Khamenei menyatakan bahwa proses negosiasi dengan AS tidak menghasilkan hasil yang diinginkan dan mengacu pada kegagalan perjanjian nuklir yang ditandatangani pada tahun 2015. "Kami bernegosiasi, kami memberi konsesi, kami berkompromi, tetapi kami tidak mencapai hasil yang kami tuju," ujarnya, merujuk pada kegagalan AS untuk memenuhi komitmen dalam perjanjian tersebut setelah penarikan diri Trump dari kesepakatan. Komentar ini juga memperlemah upaya oleh presiden baru Iran, Masoud Pezeshkian, yang terpilih pada 2024, untuk menjaga dialog dengan Barat.
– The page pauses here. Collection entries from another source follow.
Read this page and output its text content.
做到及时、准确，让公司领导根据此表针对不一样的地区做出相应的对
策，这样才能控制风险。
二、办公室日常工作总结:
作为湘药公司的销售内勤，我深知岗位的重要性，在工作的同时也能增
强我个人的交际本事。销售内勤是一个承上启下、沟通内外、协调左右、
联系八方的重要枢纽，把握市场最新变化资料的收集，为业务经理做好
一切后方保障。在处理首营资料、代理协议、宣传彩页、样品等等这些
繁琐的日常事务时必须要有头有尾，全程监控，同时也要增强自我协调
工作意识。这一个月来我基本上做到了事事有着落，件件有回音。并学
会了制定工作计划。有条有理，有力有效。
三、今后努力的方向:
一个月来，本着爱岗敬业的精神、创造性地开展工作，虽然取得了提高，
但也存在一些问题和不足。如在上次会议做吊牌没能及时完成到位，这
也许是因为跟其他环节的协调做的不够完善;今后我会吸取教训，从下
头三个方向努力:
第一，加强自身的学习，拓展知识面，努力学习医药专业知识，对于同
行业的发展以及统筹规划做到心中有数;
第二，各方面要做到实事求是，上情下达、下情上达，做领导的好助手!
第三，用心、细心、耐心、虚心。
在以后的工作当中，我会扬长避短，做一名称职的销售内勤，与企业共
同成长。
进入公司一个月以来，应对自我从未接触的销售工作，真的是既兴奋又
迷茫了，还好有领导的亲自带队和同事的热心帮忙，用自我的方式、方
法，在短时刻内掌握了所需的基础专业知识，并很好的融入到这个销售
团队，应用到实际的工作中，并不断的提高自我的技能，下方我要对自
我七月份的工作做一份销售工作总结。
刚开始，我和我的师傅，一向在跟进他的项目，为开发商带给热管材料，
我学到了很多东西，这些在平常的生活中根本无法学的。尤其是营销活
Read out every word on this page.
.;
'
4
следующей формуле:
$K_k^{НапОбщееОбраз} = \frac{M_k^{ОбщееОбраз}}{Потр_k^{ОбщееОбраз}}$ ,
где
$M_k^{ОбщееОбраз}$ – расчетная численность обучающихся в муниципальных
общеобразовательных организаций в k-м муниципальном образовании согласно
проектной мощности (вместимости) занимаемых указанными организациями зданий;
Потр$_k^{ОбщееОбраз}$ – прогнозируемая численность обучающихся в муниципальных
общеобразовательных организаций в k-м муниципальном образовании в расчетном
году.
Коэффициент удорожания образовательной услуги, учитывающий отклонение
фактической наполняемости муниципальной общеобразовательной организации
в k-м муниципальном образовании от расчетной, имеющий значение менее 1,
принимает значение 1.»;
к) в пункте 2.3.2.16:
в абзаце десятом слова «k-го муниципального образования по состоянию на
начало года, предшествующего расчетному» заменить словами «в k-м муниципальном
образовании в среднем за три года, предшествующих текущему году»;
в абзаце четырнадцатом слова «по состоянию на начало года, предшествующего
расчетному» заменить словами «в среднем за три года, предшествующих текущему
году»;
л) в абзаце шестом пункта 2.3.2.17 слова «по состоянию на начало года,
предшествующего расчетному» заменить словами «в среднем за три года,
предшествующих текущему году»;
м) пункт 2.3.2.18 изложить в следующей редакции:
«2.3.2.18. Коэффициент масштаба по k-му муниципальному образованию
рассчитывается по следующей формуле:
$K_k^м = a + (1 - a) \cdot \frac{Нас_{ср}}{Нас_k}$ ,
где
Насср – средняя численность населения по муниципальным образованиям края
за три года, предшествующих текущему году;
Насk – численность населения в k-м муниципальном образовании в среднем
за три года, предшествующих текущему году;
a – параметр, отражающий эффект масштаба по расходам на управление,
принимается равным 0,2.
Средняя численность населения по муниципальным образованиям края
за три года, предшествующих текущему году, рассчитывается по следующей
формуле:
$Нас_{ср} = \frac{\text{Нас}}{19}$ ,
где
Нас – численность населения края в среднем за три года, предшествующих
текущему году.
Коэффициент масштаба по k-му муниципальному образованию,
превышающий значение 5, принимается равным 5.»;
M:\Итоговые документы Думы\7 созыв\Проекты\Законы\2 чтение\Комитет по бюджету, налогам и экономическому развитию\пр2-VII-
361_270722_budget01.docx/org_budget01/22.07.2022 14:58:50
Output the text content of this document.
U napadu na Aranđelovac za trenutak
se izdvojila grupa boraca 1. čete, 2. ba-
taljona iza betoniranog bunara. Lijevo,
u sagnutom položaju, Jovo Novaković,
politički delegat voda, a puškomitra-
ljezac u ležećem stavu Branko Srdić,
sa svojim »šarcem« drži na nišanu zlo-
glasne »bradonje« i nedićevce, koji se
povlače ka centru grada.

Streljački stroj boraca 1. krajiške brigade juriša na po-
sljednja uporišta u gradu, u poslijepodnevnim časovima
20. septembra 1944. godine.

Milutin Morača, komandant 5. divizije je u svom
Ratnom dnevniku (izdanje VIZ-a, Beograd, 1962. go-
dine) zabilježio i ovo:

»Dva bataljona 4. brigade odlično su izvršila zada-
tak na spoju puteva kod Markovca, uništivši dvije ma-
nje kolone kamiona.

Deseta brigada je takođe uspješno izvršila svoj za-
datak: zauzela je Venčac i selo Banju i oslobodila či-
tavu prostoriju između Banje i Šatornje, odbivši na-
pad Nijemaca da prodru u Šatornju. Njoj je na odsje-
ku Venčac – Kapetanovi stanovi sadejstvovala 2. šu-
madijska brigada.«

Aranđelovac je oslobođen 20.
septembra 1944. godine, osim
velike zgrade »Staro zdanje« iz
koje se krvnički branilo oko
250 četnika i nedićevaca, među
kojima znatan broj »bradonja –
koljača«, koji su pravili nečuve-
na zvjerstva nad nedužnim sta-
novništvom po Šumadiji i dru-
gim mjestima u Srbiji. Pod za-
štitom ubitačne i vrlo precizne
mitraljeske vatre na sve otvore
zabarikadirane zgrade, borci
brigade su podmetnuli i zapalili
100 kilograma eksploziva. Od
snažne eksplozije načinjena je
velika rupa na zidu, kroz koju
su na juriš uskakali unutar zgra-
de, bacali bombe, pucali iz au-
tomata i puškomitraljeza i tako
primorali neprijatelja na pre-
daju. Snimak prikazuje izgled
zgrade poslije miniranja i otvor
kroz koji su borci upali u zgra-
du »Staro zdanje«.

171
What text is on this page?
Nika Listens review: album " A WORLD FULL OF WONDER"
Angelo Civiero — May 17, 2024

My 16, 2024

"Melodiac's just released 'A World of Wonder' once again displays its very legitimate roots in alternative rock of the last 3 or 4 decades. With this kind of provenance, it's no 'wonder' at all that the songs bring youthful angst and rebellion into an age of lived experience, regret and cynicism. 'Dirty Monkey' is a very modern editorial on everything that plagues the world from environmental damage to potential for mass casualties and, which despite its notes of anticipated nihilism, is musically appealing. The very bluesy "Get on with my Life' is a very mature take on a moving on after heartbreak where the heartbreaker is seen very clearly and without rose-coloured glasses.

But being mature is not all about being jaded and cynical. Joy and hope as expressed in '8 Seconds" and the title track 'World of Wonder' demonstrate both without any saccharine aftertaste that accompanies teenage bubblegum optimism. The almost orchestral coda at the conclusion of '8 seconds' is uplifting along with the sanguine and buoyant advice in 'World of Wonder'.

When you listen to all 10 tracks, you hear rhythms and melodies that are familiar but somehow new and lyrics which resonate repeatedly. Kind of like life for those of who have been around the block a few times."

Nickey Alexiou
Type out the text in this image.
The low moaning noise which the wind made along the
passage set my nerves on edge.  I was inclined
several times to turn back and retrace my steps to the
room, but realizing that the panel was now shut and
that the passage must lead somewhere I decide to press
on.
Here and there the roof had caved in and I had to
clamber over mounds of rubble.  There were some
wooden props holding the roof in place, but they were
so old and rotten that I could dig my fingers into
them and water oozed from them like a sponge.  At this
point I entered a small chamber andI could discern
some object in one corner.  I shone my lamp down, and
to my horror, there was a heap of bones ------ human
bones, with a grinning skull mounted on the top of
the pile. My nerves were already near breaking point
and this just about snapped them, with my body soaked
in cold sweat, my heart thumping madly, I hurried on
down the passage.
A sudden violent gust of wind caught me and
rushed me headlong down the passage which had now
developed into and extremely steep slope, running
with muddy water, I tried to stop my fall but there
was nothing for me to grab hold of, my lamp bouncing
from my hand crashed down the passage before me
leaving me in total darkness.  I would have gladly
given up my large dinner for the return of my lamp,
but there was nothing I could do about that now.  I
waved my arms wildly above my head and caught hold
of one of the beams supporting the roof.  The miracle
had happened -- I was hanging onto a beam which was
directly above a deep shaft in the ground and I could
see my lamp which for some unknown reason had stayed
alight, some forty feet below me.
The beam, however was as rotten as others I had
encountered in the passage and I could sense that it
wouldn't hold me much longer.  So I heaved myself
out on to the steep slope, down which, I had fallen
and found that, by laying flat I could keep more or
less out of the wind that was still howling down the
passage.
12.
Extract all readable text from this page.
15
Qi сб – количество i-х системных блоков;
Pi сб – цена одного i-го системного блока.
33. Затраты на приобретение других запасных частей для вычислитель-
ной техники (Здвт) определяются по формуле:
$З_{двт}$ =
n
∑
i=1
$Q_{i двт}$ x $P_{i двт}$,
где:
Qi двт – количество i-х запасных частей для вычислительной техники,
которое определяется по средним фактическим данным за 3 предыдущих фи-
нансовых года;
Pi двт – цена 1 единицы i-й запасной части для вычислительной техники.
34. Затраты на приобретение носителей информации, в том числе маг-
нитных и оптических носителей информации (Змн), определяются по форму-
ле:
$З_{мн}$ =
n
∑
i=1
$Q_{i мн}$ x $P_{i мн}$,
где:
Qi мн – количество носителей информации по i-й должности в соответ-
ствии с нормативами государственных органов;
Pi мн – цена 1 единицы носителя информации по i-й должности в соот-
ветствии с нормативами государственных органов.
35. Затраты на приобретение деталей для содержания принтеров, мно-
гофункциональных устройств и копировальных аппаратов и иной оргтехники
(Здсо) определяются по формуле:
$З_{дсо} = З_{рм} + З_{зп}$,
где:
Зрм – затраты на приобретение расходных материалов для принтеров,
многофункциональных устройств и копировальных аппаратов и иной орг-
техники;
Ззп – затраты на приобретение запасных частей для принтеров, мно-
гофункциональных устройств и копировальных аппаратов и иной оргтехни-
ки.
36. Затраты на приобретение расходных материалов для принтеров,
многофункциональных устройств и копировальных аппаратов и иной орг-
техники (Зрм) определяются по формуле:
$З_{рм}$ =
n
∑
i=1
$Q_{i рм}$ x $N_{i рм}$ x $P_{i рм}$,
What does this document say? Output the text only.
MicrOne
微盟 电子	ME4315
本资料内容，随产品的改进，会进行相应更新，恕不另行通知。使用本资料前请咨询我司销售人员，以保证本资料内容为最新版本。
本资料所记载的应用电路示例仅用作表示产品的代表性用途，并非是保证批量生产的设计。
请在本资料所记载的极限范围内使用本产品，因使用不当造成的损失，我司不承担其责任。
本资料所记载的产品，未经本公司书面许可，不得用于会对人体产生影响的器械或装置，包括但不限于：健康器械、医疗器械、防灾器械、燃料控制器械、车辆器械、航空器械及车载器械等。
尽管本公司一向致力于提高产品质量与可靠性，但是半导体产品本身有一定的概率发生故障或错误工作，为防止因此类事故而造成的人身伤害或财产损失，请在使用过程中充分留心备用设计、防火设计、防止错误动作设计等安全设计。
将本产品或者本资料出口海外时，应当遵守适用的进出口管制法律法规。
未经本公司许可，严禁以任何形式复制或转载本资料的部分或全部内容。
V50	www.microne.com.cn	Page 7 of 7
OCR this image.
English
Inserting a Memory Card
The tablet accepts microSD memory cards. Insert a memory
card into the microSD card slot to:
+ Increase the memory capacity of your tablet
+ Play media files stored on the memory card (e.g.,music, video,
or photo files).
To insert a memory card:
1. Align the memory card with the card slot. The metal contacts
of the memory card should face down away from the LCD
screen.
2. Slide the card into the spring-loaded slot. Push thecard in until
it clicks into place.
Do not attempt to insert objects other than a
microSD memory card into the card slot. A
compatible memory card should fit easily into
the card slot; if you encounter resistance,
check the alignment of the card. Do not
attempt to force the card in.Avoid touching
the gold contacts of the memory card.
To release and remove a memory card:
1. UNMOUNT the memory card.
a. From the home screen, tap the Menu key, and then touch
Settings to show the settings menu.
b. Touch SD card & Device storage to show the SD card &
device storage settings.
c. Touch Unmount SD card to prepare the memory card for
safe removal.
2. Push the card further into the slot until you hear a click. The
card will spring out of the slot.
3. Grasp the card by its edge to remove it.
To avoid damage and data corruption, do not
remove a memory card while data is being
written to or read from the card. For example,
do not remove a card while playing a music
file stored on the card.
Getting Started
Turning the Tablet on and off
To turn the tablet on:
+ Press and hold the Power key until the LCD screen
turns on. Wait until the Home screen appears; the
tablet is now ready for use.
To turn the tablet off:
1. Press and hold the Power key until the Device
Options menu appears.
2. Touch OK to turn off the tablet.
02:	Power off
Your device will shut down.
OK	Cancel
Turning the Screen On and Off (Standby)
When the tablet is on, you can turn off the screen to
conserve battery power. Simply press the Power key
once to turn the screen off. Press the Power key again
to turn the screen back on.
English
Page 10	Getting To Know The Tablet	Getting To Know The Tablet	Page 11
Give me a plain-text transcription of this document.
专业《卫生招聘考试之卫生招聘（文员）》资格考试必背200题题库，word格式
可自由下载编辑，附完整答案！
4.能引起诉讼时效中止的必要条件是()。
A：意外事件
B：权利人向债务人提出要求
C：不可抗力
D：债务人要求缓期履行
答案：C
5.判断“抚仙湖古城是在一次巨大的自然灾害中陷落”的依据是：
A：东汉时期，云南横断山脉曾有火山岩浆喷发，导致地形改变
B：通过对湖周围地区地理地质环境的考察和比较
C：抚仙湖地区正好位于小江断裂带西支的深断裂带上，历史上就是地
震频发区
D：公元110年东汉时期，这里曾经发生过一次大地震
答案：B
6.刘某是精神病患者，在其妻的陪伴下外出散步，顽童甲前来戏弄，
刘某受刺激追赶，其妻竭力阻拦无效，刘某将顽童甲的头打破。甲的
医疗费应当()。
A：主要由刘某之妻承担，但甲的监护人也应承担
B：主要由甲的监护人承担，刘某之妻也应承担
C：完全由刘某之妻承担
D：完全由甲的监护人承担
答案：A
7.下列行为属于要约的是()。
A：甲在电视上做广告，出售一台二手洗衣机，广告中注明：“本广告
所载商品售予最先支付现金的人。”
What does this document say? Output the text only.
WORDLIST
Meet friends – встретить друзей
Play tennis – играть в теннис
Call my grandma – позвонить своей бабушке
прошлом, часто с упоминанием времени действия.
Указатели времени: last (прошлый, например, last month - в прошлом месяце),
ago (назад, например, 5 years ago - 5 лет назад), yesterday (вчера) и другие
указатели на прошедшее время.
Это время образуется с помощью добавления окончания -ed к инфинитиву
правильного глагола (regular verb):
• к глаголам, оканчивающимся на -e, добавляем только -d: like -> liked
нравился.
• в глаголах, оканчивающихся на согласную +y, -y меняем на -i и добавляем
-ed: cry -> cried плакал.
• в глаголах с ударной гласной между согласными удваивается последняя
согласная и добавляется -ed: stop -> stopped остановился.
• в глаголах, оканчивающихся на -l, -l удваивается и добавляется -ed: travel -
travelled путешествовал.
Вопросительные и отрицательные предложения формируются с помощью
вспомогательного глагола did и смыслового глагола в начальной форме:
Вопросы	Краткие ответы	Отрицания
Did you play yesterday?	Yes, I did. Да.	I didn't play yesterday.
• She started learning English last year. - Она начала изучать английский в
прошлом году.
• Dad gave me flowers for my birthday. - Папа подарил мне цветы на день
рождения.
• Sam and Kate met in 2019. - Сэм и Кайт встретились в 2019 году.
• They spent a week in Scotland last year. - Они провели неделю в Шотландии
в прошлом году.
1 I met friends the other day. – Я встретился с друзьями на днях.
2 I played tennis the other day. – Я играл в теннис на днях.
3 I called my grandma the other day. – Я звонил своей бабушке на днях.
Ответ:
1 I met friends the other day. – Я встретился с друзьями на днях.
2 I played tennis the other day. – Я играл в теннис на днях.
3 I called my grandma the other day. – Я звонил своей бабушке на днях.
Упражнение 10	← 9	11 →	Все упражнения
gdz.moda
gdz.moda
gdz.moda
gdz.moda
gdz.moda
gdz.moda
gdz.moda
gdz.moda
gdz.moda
Sementara Khamenei tidak menutup kemungkinan perundingan selamanya, pernyataannya mengindikasikan bahwa langkah untuk mencapai kesepakatan baru sangat tidak mungkin. Dorongan terbaru Trump muncul saat AS memberlakukan kembali sanksi di bawah kebijakan tekanan maksimal terhadap Iran. Trump, yang mencabut dukungannya terhadap perjanjian nuklir 2015, berpendapat perlunya kesepakatan baru dalam waktu dekat dan menyatakan, "Kita akan melihat apakah kita dapat mengatur atau menyelesaikan kesepakatan dengan Iran." Ia juga menekankan keinginannya untuk menciptakan sebuah "Perjanjian Perdamaian Nuklir Terverifikasi," yang diharapkan dapat memberikan kesempatan bagi Iran untuk tumbuh dan makmur.
Beberapa poin penting yang dinyatakan oleh Khamenei dan Trump meliputi:
-
Penolakan Negosiasi: Khamenei dengan tegas menolak negosiasi dengan AS, merujuk pada pengalaman buruk di masa lalu yang tidak memberikan kemajuan.
-
Pengaruh Sanksi: Sanksi yang diberlakukan kembali oleh AS di bawah presiden Trump berkontribusi pada konteks ketegangan yang ada.
-
Dorongan untuk Kesepakatan Baru: Trump menunjukkan minat pada kesepakatan baru dengan Iran, meskipun tidak menunjukkan niat keras dalam pendekatannya.
-
Ancaman Balik: Khamenei mengingatkan bahwa Iran akan melakukan tindakan balasan jika ada ancaman dari pihak luar, menegaskan posisi defensif negara.
- Keterbatasan Diplomatik: Meskipun pemerintah Pezeshkian menunjukkan niat untuk berunding, Khamenei tetap berperan vital dalam membatasi langkah-langkah diplomatik yang lebih fleksibel.
Pernyataan Khamenei ini berpotensi memperburuk hubungan antara kedua negara, sementara Trump, dalam upayanya untuk menciptakan ruang bagi diplomasi, tetap memperingatkan bahwa Iran tidak boleh memiliki senjata nuklir. Pada saat yang sama, komentar Trump bahwa "Kita tidak ingin bersikap keras terhadap siapa pun," menunjukkan ketidakpastian dalam pendekatan AS terhadap isu nuklir Iran.
Ke depan, dengan Khamenei yang menolak dialog dan Trump yang tetap optimis tentang kemungkinan kesepakatan baru, kondisi diplomasi antara AS dan Iran tampak suram. Masalah ini akan menjadi fokus ketegangan di masa mendatang, di mana keputusan dan sikap kedua pihak akan menentukan apakah ada jalan menuju resolusi atau semakin memperdalam konflik yang sudah ada.